As for the friends, I'm actually in the opposite position. None of my friends have kids and it's hard for them to understand both the the limitations that it puts on me and the depth of the thrill I feel to be able to report that my kid gave up her pacifier or got potty trained or whatever. They think it's "cute" or "sweet," but it's a great deal more than that to me. It represents a fundamental change to my daily life and is a source of personal pride that I was able to shepherd my child through such a transition. Coming from the other side, do you have any advice about how to be a better friend to someone who lives without children?

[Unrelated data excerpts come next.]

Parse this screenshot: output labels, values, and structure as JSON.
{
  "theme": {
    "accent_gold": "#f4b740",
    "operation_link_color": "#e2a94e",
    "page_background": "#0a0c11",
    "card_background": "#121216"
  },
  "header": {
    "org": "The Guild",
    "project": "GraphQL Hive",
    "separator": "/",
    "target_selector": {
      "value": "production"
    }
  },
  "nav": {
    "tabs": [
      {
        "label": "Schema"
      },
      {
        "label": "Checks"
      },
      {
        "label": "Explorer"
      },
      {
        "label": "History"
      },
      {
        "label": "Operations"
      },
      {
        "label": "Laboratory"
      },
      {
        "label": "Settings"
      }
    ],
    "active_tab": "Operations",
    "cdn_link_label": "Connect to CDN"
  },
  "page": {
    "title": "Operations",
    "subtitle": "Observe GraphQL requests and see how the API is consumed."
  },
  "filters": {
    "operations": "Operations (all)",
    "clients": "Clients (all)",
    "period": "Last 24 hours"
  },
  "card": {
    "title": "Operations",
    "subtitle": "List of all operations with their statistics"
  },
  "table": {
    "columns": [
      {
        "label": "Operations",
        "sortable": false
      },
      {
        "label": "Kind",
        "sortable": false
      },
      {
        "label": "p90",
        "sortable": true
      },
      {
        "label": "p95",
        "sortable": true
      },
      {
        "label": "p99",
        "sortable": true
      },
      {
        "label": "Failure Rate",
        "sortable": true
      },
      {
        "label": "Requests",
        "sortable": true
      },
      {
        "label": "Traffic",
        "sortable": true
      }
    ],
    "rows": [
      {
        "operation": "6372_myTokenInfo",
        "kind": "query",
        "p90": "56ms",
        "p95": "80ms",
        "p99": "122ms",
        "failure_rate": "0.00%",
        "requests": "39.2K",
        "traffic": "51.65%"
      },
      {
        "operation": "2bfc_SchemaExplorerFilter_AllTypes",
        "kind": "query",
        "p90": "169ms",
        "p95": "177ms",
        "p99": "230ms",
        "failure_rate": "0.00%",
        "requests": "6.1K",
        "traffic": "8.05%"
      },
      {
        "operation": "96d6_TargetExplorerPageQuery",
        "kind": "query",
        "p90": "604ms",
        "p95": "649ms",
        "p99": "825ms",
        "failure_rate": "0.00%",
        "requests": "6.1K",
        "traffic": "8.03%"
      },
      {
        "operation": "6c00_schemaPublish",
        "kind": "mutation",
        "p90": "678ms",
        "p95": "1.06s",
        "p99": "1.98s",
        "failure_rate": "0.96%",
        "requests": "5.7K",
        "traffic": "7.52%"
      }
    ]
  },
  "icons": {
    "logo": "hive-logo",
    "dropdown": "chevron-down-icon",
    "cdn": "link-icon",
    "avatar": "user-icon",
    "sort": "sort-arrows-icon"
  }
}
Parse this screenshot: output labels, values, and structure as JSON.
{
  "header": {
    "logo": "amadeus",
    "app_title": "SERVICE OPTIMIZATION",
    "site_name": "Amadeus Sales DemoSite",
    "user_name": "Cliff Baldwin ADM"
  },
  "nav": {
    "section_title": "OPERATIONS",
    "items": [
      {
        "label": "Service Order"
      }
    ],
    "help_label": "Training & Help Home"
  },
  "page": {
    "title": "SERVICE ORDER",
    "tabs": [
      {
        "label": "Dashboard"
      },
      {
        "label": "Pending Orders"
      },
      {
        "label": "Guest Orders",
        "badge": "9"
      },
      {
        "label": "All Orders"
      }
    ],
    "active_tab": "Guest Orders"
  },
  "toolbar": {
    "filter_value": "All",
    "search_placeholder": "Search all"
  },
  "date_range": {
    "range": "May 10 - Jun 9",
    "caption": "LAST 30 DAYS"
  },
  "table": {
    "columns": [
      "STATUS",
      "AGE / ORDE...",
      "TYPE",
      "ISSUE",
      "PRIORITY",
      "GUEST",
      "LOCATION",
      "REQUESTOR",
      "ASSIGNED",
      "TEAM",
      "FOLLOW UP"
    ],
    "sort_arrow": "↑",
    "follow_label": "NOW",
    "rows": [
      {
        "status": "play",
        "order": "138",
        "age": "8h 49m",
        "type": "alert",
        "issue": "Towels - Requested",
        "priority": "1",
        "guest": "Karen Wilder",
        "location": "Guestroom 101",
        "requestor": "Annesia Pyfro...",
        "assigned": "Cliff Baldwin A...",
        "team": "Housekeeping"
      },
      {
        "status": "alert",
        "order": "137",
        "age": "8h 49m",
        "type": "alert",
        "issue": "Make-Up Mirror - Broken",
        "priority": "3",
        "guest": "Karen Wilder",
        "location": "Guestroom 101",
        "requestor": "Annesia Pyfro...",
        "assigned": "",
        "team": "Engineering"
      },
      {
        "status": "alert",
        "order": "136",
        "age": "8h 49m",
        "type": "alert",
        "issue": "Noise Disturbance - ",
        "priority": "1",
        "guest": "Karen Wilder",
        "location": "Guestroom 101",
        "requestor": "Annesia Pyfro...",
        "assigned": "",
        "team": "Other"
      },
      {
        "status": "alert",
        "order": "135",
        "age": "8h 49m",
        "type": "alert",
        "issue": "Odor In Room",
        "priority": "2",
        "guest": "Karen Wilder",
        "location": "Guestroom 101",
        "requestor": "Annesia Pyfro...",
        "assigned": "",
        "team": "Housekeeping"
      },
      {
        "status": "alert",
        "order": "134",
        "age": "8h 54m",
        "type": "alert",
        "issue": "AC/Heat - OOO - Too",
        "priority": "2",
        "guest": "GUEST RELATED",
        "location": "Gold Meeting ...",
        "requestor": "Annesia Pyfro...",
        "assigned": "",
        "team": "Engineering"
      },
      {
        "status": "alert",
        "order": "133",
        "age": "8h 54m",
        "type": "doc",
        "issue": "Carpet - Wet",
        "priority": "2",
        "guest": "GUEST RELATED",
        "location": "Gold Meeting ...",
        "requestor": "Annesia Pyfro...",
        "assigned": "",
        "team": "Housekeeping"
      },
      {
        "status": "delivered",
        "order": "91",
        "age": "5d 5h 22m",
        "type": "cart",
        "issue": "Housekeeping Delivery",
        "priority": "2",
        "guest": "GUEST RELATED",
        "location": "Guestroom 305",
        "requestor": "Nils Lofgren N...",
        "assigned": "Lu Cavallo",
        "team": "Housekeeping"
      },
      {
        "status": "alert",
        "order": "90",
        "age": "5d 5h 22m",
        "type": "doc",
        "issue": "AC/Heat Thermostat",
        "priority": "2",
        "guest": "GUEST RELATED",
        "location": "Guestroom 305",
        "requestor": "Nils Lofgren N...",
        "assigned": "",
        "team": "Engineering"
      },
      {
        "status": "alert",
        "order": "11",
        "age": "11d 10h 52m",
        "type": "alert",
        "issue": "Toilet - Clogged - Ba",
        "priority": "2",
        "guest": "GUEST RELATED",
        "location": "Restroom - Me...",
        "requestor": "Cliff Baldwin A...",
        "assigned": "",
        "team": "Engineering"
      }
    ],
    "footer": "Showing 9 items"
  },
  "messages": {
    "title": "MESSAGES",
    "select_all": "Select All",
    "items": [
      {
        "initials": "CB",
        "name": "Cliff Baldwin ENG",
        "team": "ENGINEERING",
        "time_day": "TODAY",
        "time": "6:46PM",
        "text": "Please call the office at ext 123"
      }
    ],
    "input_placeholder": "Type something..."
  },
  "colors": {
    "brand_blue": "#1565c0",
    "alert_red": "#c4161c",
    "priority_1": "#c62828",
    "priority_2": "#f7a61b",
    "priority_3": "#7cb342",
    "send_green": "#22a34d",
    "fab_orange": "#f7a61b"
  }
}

Enjoy your life, Sarah. When you are true to yourself and to those around you, you're bound to have plenty of dedicated friends and family members to take care of you in your old age. :)
I find especially that in many Christian circles, people feel that it is a mandate from God to multiply yourself. It seems to me though that at the times God gives those commands in the bible, it is needed. After the flood, etc... I don't think people as a species are in danger today because not enough of us are procreating.
In terms of friendship, I would certainly never pressure any one (much less a friend) to have kids, nor would I expect that anyone would love my child as much as I do. What I wish for is a greater understanding, to not feel like my friends are waiting for me to finish telling a story about my daughter so that we can get on to talking about "real" things. Certainly there must be a balance in there somewhere.